Supporting a social media customer care plan is vital to winning and keeping this section of your customer base, even if volumes are relatively low.
2. Social media does not have to refer only to the likes of Twitter and Facebook. Customers are growing increasingly more sophisticated at seeking out help themselves, with many preferring to attempt to find their own solution via customer communities before contacting a business. Supporting and rewarding those who offer most in customer communities can benefit everyone.
3. Social media may be vital for one company’s customers and irrelevant to others. Age has a particularly strong role in the choice of customer communication channels.
Generally speaking, older generations will choose the phone as their primary channel, whereas younger customers will look at online channels first.

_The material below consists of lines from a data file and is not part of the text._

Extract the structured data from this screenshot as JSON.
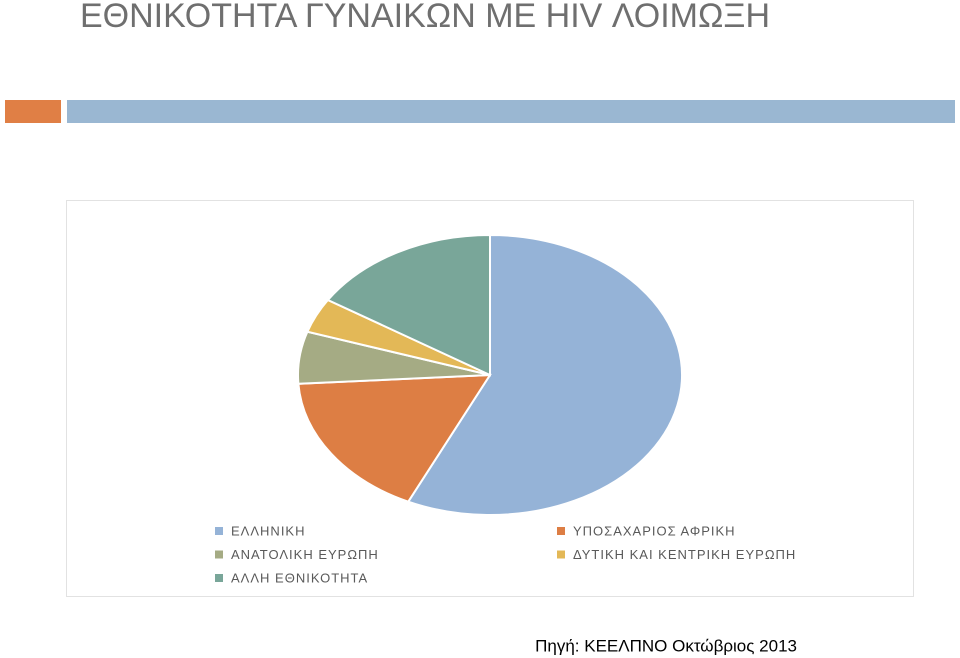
{
  "chart_data": {
    "type": "pie",
    "title": "ΕΘΝΙΚΟΤΗΤΑ ΓΥΝΑΙΚΩΝ ΜΕ HIV ΛΟΙΜΩΞΗ",
    "categories": [
      "ΕΛΛΗΝΙΚΗ",
      "ΥΠΟΣΑΧΑΡΙΟΣ ΑΦΡΙΚΗ",
      "ΑΝΑΤΟΛΙΚΗ ΕΥΡΩΠΗ",
      "ΔΥΤΙΚΗ ΚΑΙ ΚΕΝΤΡΙΚΗ ΕΥΡΩΠΗ",
      "ΑΛΛΗ ΕΘΝΙΚΟΤΗΤΑ"
    ],
    "values": [
      57,
      17,
      6,
      4,
      16
    ],
    "colors": [
      "#95b3d7",
      "#dd7e44",
      "#a5ab84",
      "#e3b857",
      "#79a699"
    ],
    "source": "Πηγή: ΚΕΕΛΠΝΟ  Οκτώβριος 2013"
  }
}
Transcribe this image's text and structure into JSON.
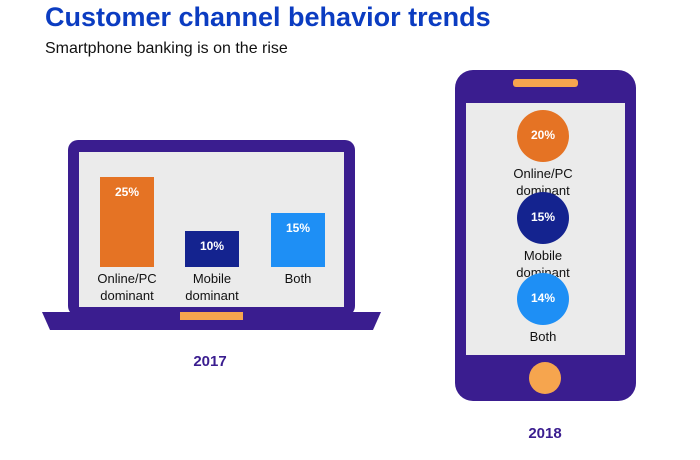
{
  "title": "Customer channel behavior trends",
  "subtitle": "Smartphone banking is on the rise",
  "chart_data": [
    {
      "type": "bar",
      "title": "2017",
      "categories": [
        "Online/PC dominant",
        "Mobile dominant",
        "Both"
      ],
      "values": [
        25,
        10,
        15
      ],
      "value_labels": [
        "25%",
        "10%",
        "15%"
      ],
      "colors": [
        "#e57324",
        "#14238f",
        "#1e8ff5"
      ]
    },
    {
      "type": "circle",
      "title": "2018",
      "categories": [
        "Online/PC dominant",
        "Mobile dominant",
        "Both"
      ],
      "values": [
        20,
        15,
        14
      ],
      "value_labels": [
        "20%",
        "15%",
        "14%"
      ],
      "colors": [
        "#e57324",
        "#14238f",
        "#1e8ff5"
      ]
    }
  ]
}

Men are also far more likely than women to look for a self-service solution initially.
More on this is available in ContactBabel’s “UK Customer Experience Decision-Makers’ Guide“.
4. 80% of customers trust recommendations from other customers. The downside to this, of course, is that customers will also take a negative criticism of a product or company very seriously.

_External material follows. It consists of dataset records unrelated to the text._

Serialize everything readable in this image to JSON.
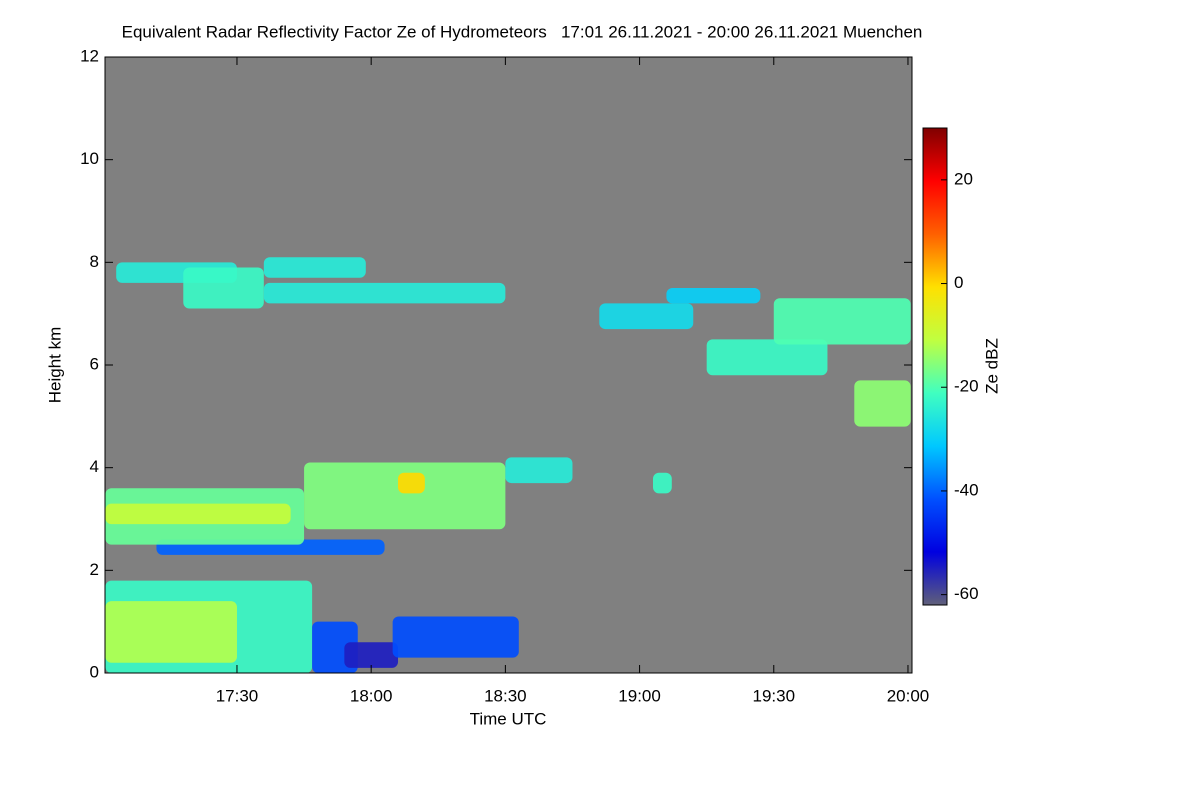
{
  "chart_data": {
    "type": "heatmap",
    "title": "Equivalent Radar Reflectivity Factor Ze of Hydrometeors   17:01 26.11.2021 - 20:00 26.11.2021 Muenchen",
    "x_label": "Time UTC",
    "y_label": "Height km",
    "colorbar_label": "Ze dBZ",
    "xlim": [
      17.0083,
      20.015
    ],
    "ylim": [
      0,
      12
    ],
    "zlim": [
      -62,
      30
    ],
    "xticks": [
      {
        "value": 17.5,
        "label": "17:30"
      },
      {
        "value": 18,
        "label": "18:00"
      },
      {
        "value": 18.5,
        "label": "18:30"
      },
      {
        "value": 19,
        "label": "19:00"
      },
      {
        "value": 19.5,
        "label": "19:30"
      },
      {
        "value": 20,
        "label": "20:00"
      }
    ],
    "yticks": [
      0,
      2,
      4,
      6,
      8,
      10,
      12
    ],
    "zticks": [
      -60,
      -40,
      -20,
      0,
      20
    ],
    "background": "#808080",
    "colormap": [
      "#60607a",
      "#0000e0",
      "#0050ff",
      "#00c8ff",
      "#40ffc0",
      "#c0ff40",
      "#ffe000",
      "#ff6000",
      "#ff0000",
      "#800000"
    ],
    "cells": [
      {
        "t0": 17.01,
        "t1": 17.78,
        "h0": 0,
        "h1": 1.8,
        "z": -22
      },
      {
        "t0": 17.01,
        "t1": 17.5,
        "h0": 0.2,
        "h1": 1.4,
        "z": -12
      },
      {
        "t0": 17.78,
        "t1": 17.95,
        "h0": 0,
        "h1": 1.0,
        "z": -42
      },
      {
        "t0": 17.9,
        "t1": 18.1,
        "h0": 0.1,
        "h1": 0.6,
        "z": -55
      },
      {
        "t0": 18.08,
        "t1": 18.55,
        "h0": 0.3,
        "h1": 1.1,
        "z": -42
      },
      {
        "t0": 17.2,
        "t1": 18.05,
        "h0": 2.3,
        "h1": 2.6,
        "z": -40
      },
      {
        "t0": 17.01,
        "t1": 17.75,
        "h0": 2.5,
        "h1": 3.6,
        "z": -18
      },
      {
        "t0": 17.01,
        "t1": 17.7,
        "h0": 2.9,
        "h1": 3.3,
        "z": -10
      },
      {
        "t0": 17.75,
        "t1": 18.5,
        "h0": 2.8,
        "h1": 4.1,
        "z": -16
      },
      {
        "t0": 18.1,
        "t1": 18.2,
        "h0": 3.5,
        "h1": 3.9,
        "z": 0
      },
      {
        "t0": 18.5,
        "t1": 18.75,
        "h0": 3.7,
        "h1": 4.2,
        "z": -25
      },
      {
        "t0": 19.05,
        "t1": 19.12,
        "h0": 3.5,
        "h1": 3.9,
        "z": -22
      },
      {
        "t0": 17.05,
        "t1": 17.5,
        "h0": 7.6,
        "h1": 8.0,
        "z": -25
      },
      {
        "t0": 17.3,
        "t1": 17.6,
        "h0": 7.1,
        "h1": 7.9,
        "z": -22
      },
      {
        "t0": 17.6,
        "t1": 17.98,
        "h0": 7.7,
        "h1": 8.1,
        "z": -25
      },
      {
        "t0": 17.6,
        "t1": 18.5,
        "h0": 7.2,
        "h1": 7.6,
        "z": -25
      },
      {
        "t0": 18.85,
        "t1": 19.2,
        "h0": 6.7,
        "h1": 7.2,
        "z": -28
      },
      {
        "t0": 19.1,
        "t1": 19.45,
        "h0": 7.2,
        "h1": 7.5,
        "z": -30
      },
      {
        "t0": 19.25,
        "t1": 19.7,
        "h0": 5.8,
        "h1": 6.5,
        "z": -22
      },
      {
        "t0": 19.5,
        "t1": 20.01,
        "h0": 6.4,
        "h1": 7.3,
        "z": -20
      },
      {
        "t0": 19.8,
        "t1": 20.01,
        "h0": 4.8,
        "h1": 5.7,
        "z": -15
      }
    ]
  }
}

5. By keeping a Twitter feed or Facebook page up to date, an organization can reduce inbound call traffic at a time when a particular issue is causing a spike of calls, for example if bad weather threatens to close schools.
6. Blending social media with other forms of customer communication can mean that agents get a more well-rounded view of what customers are actually thinking.
Knowledge sharing between agents, especially where new information is put in a timely fashion into the knowledge base, will assist both agents and self-service customers.
7. Just because the customer has initiated a social media interaction does not mean that a business has to stay on that channel to resolve it successfully.
Customers may like to receive an outbound call from the agent, as this may provide the opportunity to go into further detail, and to resolve the issue entirely, although this will impact upon cost.
8. Social media is seen as a 24/7 channel, which has cost implications on the business. It may be worth considering outsourcing out-of-hours social media support to offshore destinations.
9. Businesses shouldn’t focus their social media customer contact entirely on Facebook or Twitter.
Messaging is poised to become the next major customer service channel, and with 1.3bn active users of Facebook Messenger and 1.6bn WhatsApp users, organizations should at least have a watching brief over these tools where customer contact is concerned.
10. There is a great deal of interest being shown by businesses in virtual agents – AI-enabled software bots that can handle webchat, email and social media – and this is a huge opportunity to cut costs, improve service levels and optimize customer experience.
Both customers and companies are finding out what works with social media and what does not.
Crucially, as with any channel, success will only come when a channel delivers a successful experience for both sides of the equation.